Gap Inc. (NYSE:GAP) Faces Divergent Analyst Outlooks Ahead of Quarterly Results
Gap Inc., the U.S.-based specialty retailer, traded at $22.85 on March 8, 2026, with a 52‑week range of $16.99 to $29.36. The company’s market capitalization stands at $8.5 billion and its price‑earnings ratio is 12.47.
On March 9, two major brokerage firms issued conflicting research updates on Gap Inc.:
| Analyst | Previous Target | New Target | Source |
|---|---|---|---|
| JPMorgan Chase | $36.00 | $33.00 | AmericanBankingNews.com |
| Citigroup | $25.00 | $27.00 | AmericanBankingNews.com |
JPMorgan’s cut reflects a reassessment of Gap’s earnings outlook, suggesting that the retailer may face margin pressure or slower revenue growth in the near term.

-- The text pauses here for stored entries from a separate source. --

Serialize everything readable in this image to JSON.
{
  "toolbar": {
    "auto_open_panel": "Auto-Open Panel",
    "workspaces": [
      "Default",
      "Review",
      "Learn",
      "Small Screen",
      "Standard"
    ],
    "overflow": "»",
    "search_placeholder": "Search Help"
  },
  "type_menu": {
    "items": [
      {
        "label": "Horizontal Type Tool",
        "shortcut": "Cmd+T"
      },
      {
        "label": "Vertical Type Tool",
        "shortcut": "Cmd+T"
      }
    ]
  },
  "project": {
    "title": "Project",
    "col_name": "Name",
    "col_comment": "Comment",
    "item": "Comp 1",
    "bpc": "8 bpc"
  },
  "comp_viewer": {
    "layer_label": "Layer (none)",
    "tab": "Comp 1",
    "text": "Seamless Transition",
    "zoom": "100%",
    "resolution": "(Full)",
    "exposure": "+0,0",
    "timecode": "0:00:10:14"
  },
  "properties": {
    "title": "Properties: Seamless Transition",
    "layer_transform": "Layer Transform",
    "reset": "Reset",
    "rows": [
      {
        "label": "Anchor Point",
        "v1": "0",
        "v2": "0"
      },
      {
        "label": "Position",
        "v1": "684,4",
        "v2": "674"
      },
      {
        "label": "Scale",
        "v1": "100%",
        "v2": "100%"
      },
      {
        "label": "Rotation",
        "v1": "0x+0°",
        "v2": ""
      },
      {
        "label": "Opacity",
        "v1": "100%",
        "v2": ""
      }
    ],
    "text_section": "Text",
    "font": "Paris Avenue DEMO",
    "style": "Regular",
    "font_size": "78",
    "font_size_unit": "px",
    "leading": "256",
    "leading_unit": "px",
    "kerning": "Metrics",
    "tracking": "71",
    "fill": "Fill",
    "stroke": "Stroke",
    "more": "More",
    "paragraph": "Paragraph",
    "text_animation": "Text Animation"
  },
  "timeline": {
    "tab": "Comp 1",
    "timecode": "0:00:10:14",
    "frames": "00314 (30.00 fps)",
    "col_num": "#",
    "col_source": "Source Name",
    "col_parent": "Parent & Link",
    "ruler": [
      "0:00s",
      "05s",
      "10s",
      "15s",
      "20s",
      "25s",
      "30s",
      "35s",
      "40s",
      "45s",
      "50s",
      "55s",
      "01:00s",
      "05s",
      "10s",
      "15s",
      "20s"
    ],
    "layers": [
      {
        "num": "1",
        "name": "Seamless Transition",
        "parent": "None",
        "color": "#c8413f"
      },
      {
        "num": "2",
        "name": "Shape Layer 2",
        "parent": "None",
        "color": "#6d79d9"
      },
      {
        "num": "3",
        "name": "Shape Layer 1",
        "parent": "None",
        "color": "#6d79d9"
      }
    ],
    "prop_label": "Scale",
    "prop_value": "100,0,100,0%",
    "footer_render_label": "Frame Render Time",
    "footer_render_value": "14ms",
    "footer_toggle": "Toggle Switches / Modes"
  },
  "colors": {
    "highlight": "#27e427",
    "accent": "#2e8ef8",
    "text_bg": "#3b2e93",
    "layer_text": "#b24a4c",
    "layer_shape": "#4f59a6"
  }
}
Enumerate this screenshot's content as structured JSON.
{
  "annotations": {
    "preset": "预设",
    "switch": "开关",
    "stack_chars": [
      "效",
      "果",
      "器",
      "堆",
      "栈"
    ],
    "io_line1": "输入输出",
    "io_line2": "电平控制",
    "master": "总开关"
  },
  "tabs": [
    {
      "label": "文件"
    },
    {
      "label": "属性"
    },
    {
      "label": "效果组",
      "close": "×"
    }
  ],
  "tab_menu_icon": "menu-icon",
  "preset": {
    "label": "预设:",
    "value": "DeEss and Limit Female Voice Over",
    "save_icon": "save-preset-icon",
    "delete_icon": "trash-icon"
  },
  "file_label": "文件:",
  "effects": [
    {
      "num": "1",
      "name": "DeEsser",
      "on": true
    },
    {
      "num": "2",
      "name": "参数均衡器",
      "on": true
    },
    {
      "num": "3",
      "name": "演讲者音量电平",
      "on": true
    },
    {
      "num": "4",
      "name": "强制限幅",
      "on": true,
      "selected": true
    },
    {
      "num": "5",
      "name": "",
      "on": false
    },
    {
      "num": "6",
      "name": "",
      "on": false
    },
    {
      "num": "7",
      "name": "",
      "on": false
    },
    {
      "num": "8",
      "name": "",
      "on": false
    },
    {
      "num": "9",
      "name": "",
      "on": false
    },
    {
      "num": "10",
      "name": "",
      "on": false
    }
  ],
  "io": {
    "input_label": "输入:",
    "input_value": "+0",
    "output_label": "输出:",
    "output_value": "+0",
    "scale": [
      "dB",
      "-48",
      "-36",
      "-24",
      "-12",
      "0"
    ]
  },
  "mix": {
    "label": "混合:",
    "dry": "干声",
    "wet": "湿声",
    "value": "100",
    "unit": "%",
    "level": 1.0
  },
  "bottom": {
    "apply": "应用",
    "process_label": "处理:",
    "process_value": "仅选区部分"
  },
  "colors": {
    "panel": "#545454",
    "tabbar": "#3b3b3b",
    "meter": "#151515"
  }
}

In contrast, Citigroup’s upgrade indicates an expectation of stronger performance relative to its prior view, potentially due to anticipated benefits from inventory management, price optimization, or cost‑control initiatives.
The divergence in targets underscores a broader market uncertainty surrounding Gap’s ability to navigate changing consumer behavior and supply‑chain constraints. Investors will likely scrutinize the company’s upcoming earnings release and management commentary on strategic initiatives such as digital expansion and store‑closure plans.
Key points for stakeholders:
- Stock performance: The share price has been trading below the 52‑week high, implying room for upside if the company meets or exceeds analyst expectations.
- Valuation: A PE ratio of 12.47 positions Gap near the lower end of the specialty‑retail peer group, which may be attractive if the company can maintain earnings growth.
- Analyst sentiment: The contrasting outlooks suggest that Gap’s future prospects are not yet clear, and investors should monitor subsequent earnings guidance and cash‑flow metrics.
Gap Inc. will report its fourth‑quarter earnings on the coming trading day. Market participants will assess whether the company’s financials align with the revised target prices and whether it can capitalize on evolving retail dynamics.